The argument is deliberately named so its uses are easy to find in `grep`.

### Error handling

```
OnehouseSdkError
└── ResourcesError                     # raised by the resources/ subpackage
    ├── AuthError                      # missing/invalid credentials
    ├── SqlParseError                  # HTTP 400 + grpc-message — server rejected the SQL
    ├── OperationFailedError           # terminal status FAILED or INVALID
    └── OperationTimeoutError          # polling exceeded the configured timeout
```

`OperationTimeoutError` carries the `request_id` of the in-flight operation — you can resume polling with `get_status(request_id)` rather than re-submitting (which would create a duplicate resource).

### Client API

| Method | Description |
|--------|-------------|
| `submit(statement) → SubmitResponse` | POST `/v1/resource/`, return the `requestId`. |
| `get_status(request_id) → StatusResponse` | GET `/v1/status/{id}`, return the parsed status. |
| `execute(statement, timeout=, poll_interval=) → StatusResponse` | Submit + poll until terminal.
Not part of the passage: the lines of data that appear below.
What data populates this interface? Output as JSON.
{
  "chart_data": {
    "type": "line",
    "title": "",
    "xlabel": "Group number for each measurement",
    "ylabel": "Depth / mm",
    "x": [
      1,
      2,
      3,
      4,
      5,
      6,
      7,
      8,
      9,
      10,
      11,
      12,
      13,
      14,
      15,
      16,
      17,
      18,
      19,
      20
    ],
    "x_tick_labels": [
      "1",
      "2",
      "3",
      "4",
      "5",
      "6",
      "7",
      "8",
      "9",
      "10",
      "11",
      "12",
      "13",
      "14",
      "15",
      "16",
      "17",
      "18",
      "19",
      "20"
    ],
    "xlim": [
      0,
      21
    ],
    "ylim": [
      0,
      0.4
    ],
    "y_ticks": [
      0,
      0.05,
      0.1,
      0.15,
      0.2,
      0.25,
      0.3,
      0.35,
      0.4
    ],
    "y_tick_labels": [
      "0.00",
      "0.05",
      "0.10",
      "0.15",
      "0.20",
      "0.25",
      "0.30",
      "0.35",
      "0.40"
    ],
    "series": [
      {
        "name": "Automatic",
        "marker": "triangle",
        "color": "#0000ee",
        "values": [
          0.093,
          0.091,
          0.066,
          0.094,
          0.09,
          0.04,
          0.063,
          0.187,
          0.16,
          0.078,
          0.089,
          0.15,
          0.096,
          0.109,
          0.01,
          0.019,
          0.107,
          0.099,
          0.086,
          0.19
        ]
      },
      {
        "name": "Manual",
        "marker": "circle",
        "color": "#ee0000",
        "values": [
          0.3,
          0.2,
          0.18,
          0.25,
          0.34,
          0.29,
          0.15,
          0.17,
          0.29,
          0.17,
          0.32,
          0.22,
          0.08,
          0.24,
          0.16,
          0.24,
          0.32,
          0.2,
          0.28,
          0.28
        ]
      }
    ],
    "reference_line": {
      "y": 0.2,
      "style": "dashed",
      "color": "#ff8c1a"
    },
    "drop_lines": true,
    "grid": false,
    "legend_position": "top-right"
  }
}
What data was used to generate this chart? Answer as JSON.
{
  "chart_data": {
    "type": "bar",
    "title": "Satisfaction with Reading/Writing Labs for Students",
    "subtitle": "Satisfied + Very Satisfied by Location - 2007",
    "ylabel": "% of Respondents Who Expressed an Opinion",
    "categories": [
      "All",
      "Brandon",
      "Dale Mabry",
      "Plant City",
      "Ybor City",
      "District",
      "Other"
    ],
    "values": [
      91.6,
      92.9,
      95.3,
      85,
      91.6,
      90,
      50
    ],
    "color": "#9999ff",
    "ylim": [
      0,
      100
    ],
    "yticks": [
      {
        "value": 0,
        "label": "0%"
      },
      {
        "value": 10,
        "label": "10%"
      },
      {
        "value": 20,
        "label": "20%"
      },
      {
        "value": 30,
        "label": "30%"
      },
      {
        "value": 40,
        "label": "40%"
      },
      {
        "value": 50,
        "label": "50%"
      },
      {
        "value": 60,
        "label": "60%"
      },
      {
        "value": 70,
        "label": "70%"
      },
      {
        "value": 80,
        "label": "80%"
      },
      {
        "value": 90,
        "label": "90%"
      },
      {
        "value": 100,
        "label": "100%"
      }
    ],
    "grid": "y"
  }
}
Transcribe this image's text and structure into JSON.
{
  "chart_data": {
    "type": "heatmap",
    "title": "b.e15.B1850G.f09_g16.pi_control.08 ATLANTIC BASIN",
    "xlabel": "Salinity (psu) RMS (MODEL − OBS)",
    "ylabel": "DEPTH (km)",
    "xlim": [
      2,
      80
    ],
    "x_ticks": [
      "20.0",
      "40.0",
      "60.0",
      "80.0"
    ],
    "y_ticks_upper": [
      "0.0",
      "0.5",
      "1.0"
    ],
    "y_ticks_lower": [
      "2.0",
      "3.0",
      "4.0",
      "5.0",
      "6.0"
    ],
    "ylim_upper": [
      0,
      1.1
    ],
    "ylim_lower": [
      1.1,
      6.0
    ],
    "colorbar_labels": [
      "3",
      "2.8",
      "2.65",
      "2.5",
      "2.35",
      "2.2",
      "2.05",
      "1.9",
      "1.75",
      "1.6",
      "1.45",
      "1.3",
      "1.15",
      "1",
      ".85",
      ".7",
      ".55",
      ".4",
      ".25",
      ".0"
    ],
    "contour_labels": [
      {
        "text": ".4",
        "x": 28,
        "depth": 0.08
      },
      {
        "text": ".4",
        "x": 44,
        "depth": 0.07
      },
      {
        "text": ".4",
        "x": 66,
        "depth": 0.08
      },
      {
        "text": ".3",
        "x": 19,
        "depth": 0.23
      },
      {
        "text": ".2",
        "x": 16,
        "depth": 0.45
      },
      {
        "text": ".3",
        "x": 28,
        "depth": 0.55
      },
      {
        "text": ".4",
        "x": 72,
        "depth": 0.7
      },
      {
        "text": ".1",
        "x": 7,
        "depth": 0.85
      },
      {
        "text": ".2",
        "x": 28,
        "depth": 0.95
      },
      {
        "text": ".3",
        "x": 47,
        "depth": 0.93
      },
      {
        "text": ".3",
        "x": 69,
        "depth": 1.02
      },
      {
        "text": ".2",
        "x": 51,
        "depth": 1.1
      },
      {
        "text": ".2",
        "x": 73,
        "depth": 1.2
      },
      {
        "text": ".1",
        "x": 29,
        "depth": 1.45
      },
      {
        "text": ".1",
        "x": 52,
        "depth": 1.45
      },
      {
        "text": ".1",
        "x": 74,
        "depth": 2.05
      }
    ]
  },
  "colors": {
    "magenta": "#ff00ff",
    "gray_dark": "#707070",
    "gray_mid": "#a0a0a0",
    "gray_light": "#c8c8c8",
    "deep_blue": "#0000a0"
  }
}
Blocks. |
| `<verb>_<resource>(...)` (~50 methods) | Typed wrappers around `execute()` that build SQL for you. |

### Notes

- **Lazy import** — `from onehouse_python_sdk import OnehouseResources` works even when the `[resources]` extra isn't installed; the first network call raises a clear "install `[resources]` extra" error.
- **Rate limit** — projects are capped at 10 QPS. The transport retries 429 responses with bounded exponential backoff.
- **Not a SqlClient** — `OnehouseResources` is a control-plane HTTP client and intentionally does not implement the `SqlClient` interface (no `cursor`, `fetchall`, etc.).